3. "E mesmo que a Lei seja aprovada depois que eu concluir o curso eu poderei ter direito a receber como 'retroativo'?"
Se a lei for aprovada após você ter terminado seu curso, creio ser dificil administrativamente conseguir o benefício retroativo. Nada impede, contudo, que tal pleito seja feito no plano judicial.
Contudo, como você mesmo observou, uma resposta mais precisa sobre essa questão (inclusive no que diz respeito a eventuais parcelas não pagas) só pode ser dada à luz da análise de sua situação
junto à previdência, os meios de provas disponíveis, etc., tarefa esta que deve ser feita por um Advogado. Ele certamente irá lhe orientar melhor.

Mais uma vez, obrigado pelo contato.

Carlos Nascimento


Ana Luiza 12/18/2008 23:59

Olá,Recebia pensão do meu pai e da minha avó materna, entretanto, ao completar 21 anos perdi ambas. Estou atualmente com 22 anos, mas desde os 20 estou cursando a universidade estadual da Paraíba. Gostaria de saber se poderia entrar com um recurso agora tentando recorrer as pensões ou se devo esperar essa tal lei ser estabelecida. Tem algum prazo para esse projeto de lei virar lei?Por favor, gostaria que você esclarecesse as dúvidas. Abraços,Ana Luiza

Carlos Eduardo Bistão Nascimento 12/19/2008 00:32


Prezada Ana Luiza,

Primeiramente, gostaria de agradecer pelo contato.

Vamos lá:

1. Quanto à possibilidade de um recurso: Sim, você pode entrar com um recurso agora, tanto administrativo (ou seja, junto ao INSS) quanto judicial (perante a Justiça Federal). Há que se
observar, entretanto, que a matéria que apresentamos em nosso artigo “Pensão por morte devida ao filho maior de 21 anos: o Projeto de Lei n. 2.483/07” é controversa (aliás, se você
ainda não leu o artigo, leia-o: pode ser que ele te esclareça alguns pontos!).
Aqui em São Paulo, por exemplo, o INSS - vinculado à estrita legalidade que está - em regra não reconhece tal possibilidade; já a Justiça Federal ora concede, ora nega (inclusive em grau recursal).
Embora nos pareça bastante sustentável nossa posição, devemos reconhecer - como dissemos no texto referido - que tal entendimento não é unânime nem, talvez, majoritário. Relativamente ao seu caso,
o Tribunal Regional Federal da 5ª Região (TRF5), o qual tem jurisdição sobre a Paraíba, tem
alguns julgados que acolhem a tese que aqui apresentamos - citamos, inclusive, alguns precedentes do TRF5 em nosso artigo.
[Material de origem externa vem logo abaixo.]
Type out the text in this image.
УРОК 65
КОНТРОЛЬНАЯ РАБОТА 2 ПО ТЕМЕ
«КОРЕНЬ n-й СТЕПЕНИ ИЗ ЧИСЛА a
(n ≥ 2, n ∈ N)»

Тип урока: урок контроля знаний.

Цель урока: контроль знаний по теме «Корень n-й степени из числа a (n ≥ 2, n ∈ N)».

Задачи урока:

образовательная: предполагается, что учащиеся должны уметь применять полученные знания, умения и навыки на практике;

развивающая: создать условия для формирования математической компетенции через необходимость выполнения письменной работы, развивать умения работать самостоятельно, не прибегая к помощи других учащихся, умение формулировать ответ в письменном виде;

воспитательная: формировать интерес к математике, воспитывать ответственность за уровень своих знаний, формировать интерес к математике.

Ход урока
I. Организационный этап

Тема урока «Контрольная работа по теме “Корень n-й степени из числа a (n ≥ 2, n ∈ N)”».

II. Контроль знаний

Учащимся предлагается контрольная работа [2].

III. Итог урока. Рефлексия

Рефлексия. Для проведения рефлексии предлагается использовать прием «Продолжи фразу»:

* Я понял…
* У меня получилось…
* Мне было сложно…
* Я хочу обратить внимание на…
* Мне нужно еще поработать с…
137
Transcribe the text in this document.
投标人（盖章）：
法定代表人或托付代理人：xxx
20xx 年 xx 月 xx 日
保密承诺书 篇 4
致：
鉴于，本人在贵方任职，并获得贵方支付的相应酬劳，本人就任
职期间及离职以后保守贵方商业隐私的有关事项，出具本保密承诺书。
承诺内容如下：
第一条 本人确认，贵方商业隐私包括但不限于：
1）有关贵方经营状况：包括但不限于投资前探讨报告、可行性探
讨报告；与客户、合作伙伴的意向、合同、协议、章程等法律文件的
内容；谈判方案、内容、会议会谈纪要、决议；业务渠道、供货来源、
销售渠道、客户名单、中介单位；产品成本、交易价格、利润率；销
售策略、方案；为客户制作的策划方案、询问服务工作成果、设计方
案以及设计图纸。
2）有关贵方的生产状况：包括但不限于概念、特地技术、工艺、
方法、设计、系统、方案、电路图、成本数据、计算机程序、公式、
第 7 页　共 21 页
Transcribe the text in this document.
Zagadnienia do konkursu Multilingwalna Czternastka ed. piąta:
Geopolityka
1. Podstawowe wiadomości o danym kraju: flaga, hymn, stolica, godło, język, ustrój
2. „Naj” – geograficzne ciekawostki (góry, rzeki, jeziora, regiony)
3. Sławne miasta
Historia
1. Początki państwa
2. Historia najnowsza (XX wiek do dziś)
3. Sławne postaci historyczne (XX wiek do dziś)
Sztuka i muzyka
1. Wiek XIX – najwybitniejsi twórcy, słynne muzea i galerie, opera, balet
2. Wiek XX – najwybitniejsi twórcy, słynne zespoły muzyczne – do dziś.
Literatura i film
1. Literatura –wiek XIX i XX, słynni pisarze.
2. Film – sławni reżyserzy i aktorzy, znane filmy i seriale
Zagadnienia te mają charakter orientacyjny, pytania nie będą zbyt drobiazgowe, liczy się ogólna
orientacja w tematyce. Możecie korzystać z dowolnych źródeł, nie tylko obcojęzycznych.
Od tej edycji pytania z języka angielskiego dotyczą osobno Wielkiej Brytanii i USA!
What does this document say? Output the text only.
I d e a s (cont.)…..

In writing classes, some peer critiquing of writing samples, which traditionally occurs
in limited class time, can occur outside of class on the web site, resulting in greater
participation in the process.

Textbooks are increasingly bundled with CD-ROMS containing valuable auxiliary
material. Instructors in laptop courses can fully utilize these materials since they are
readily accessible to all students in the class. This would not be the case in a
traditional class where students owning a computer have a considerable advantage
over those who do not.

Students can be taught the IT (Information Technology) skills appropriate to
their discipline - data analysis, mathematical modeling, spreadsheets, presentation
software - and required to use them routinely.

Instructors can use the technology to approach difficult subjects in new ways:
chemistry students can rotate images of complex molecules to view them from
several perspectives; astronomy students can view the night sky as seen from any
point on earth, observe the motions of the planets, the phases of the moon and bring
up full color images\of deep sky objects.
2. Quanto ao projeto de lei: os projetos de lei não têm prazo para aprovação; vale dizer, podem ser aprovados ou rejeitados a qualquer tempo.

Por ser um assunto um tanto quanto sofisticado, vez que demanda algum tipo de argumentação, eu aconselho que você consulte um Advogado para que ele possa lhe direcionar melhor. O que dissemos aqui
é muito genérico, baseado apenas na observação geral de casos; pode ser que exista alguma particularidade em sua situação que demande algum tipo diferente de medida - até mesmo mais benéfica a
você. Somente de posse dos documentos de concessão dos benefícios e após algum estudo sobre eles é que podemos afirmar com mais precisão algumas medidas - por isso a minha recomendação de buscar o
auxilio de um Advogado.

No mais, reitero minha satisfação em receber seu contato.